The TLB references physical memory addresses in its table. It may reside between the CPU and the CPU cache, between the CPU cache and primary storage memory, or between levels of a multi-level cache. The placement determines whether the cache uses physical or virtual addressing. If the cache is virtually addressed, requests are sent directly from the CPU to the cache, and the TLB is accessed only on a cache miss. If the cache is physically addressed, the CPU does a TLB lookup on every memory operation and the resulting physical address is sent to the cache. There are pros and cons to both implementations. Caches that use virtual addressing have for their key part of the virtual address plus, optionally, a key called an "address space identifier" (ASID). Caches that don't have ASIDs must be flushed every context switch in a multiprocessing environment.

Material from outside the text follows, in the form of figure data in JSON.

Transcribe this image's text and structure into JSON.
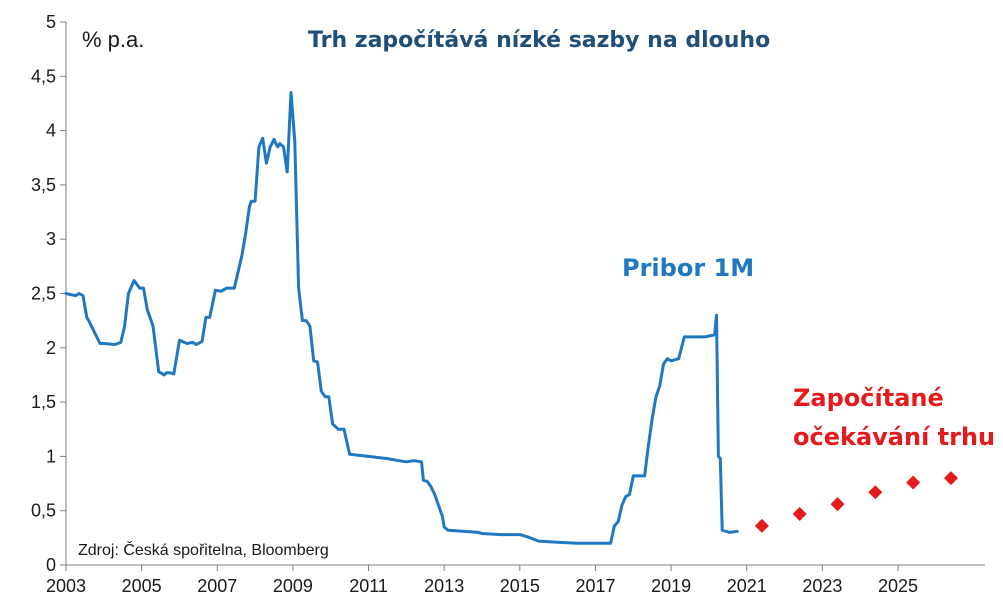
{
  "chart_data": {
    "type": "line",
    "title": "Trh započítává nízké sazby na dlouho",
    "ylabel": "% p.a.",
    "source": "Zdroj: Česká spořitelna, Bloomberg",
    "xlim": [
      2003,
      2027.3
    ],
    "ylim": [
      0,
      5
    ],
    "x_ticks": [
      2003,
      2005,
      2007,
      2009,
      2011,
      2013,
      2015,
      2017,
      2019,
      2021,
      2023,
      2025
    ],
    "y_ticks": [
      0,
      0.5,
      1,
      1.5,
      2,
      2.5,
      3,
      3.5,
      4,
      4.5,
      5
    ],
    "y_tick_labels": [
      "0",
      "0,5",
      "1",
      "1,5",
      "2",
      "2,5",
      "3",
      "3,5",
      "4",
      "4,5",
      "5"
    ],
    "grid": false,
    "colors": {
      "pribor": "#1f78c1",
      "expectations": "#e41a1c",
      "title": "#1f4e79"
    },
    "series": [
      {
        "name": "Pribor 1M",
        "style": "line",
        "x": [
          2003.0,
          2003.25,
          2003.35,
          2003.45,
          2003.55,
          2003.6,
          2003.9,
          2004.0,
          2004.3,
          2004.45,
          2004.55,
          2004.65,
          2004.8,
          2004.95,
          2005.05,
          2005.15,
          2005.25,
          2005.3,
          2005.45,
          2005.6,
          2005.65,
          2005.75,
          2005.85,
          2006.0,
          2006.2,
          2006.35,
          2006.45,
          2006.6,
          2006.7,
          2006.8,
          2006.95,
          2007.1,
          2007.25,
          2007.35,
          2007.45,
          2007.55,
          2007.65,
          2007.75,
          2007.85,
          2007.9,
          2008.0,
          2008.1,
          2008.2,
          2008.3,
          2008.4,
          2008.5,
          2008.55,
          2008.6,
          2008.65,
          2008.75,
          2008.85,
          2008.95,
          2009.05,
          2009.15,
          2009.25,
          2009.35,
          2009.45,
          2009.55,
          2009.65,
          2009.75,
          2009.85,
          2009.95,
          2010.05,
          2010.2,
          2010.35,
          2010.5,
          2011.0,
          2011.5,
          2011.8,
          2012.0,
          2012.2,
          2012.4,
          2012.45,
          2012.55,
          2012.65,
          2012.75,
          2012.85,
          2012.95,
          2013.0,
          2013.1,
          2013.5,
          2013.9,
          2014.0,
          2014.5,
          2015.0,
          2015.2,
          2015.5,
          2016.0,
          2016.5,
          2017.0,
          2017.4,
          2017.5,
          2017.6,
          2017.7,
          2017.8,
          2017.9,
          2018.0,
          2018.2,
          2018.3,
          2018.4,
          2018.5,
          2018.6,
          2018.7,
          2018.8,
          2018.9,
          2019.0,
          2019.2,
          2019.35,
          2019.5,
          2019.8,
          2019.9,
          2020.15,
          2020.2,
          2020.25,
          2020.3,
          2020.35,
          2020.45,
          2020.55,
          2020.75
        ],
        "values": [
          2.5,
          2.48,
          2.5,
          2.48,
          2.28,
          2.25,
          2.04,
          2.04,
          2.03,
          2.05,
          2.2,
          2.5,
          2.62,
          2.55,
          2.55,
          2.35,
          2.25,
          2.2,
          1.78,
          1.75,
          1.77,
          1.77,
          1.76,
          2.07,
          2.04,
          2.05,
          2.03,
          2.06,
          2.28,
          2.28,
          2.53,
          2.52,
          2.55,
          2.55,
          2.55,
          2.7,
          2.85,
          3.05,
          3.3,
          3.35,
          3.35,
          3.85,
          3.93,
          3.7,
          3.85,
          3.92,
          3.88,
          3.85,
          3.88,
          3.85,
          3.62,
          4.35,
          3.9,
          2.55,
          2.25,
          2.25,
          2.2,
          1.88,
          1.87,
          1.6,
          1.55,
          1.55,
          1.3,
          1.25,
          1.25,
          1.02,
          1.0,
          0.98,
          0.96,
          0.95,
          0.96,
          0.95,
          0.78,
          0.77,
          0.72,
          0.65,
          0.55,
          0.45,
          0.35,
          0.32,
          0.31,
          0.3,
          0.29,
          0.28,
          0.28,
          0.26,
          0.22,
          0.21,
          0.2,
          0.2,
          0.2,
          0.36,
          0.4,
          0.55,
          0.63,
          0.65,
          0.82,
          0.82,
          0.82,
          1.1,
          1.35,
          1.55,
          1.65,
          1.85,
          1.9,
          1.88,
          1.9,
          2.1,
          2.1,
          2.1,
          2.1,
          2.12,
          2.3,
          1.0,
          0.98,
          0.32,
          0.31,
          0.3,
          0.31
        ]
      },
      {
        "name": "Započítané očekávání trhu",
        "style": "markers",
        "x": [
          2021.4,
          2022.4,
          2023.4,
          2024.4,
          2025.4,
          2026.4
        ],
        "values": [
          0.36,
          0.47,
          0.56,
          0.67,
          0.76,
          0.8
        ]
      }
    ],
    "annotations": {
      "pribor_label": "Pribor 1M",
      "expectations_label_line1": "Započítané",
      "expectations_label_line2": "očekávání trhu"
    }
  }
}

Implication For Performance:
The CPU has to access main memory for a:
- instruction cache miss
- data cache miss
- TLB miss
The third case (the simplest case) is where the desired information itself actually is in a cache, but the information for virtual-to-physical translation is not in a TLB. These are all about equally slow, so a program "thrashing" the TLB will run just as poorly as one thrashing an instruction or data cache. That is why a well functioning TLB is important.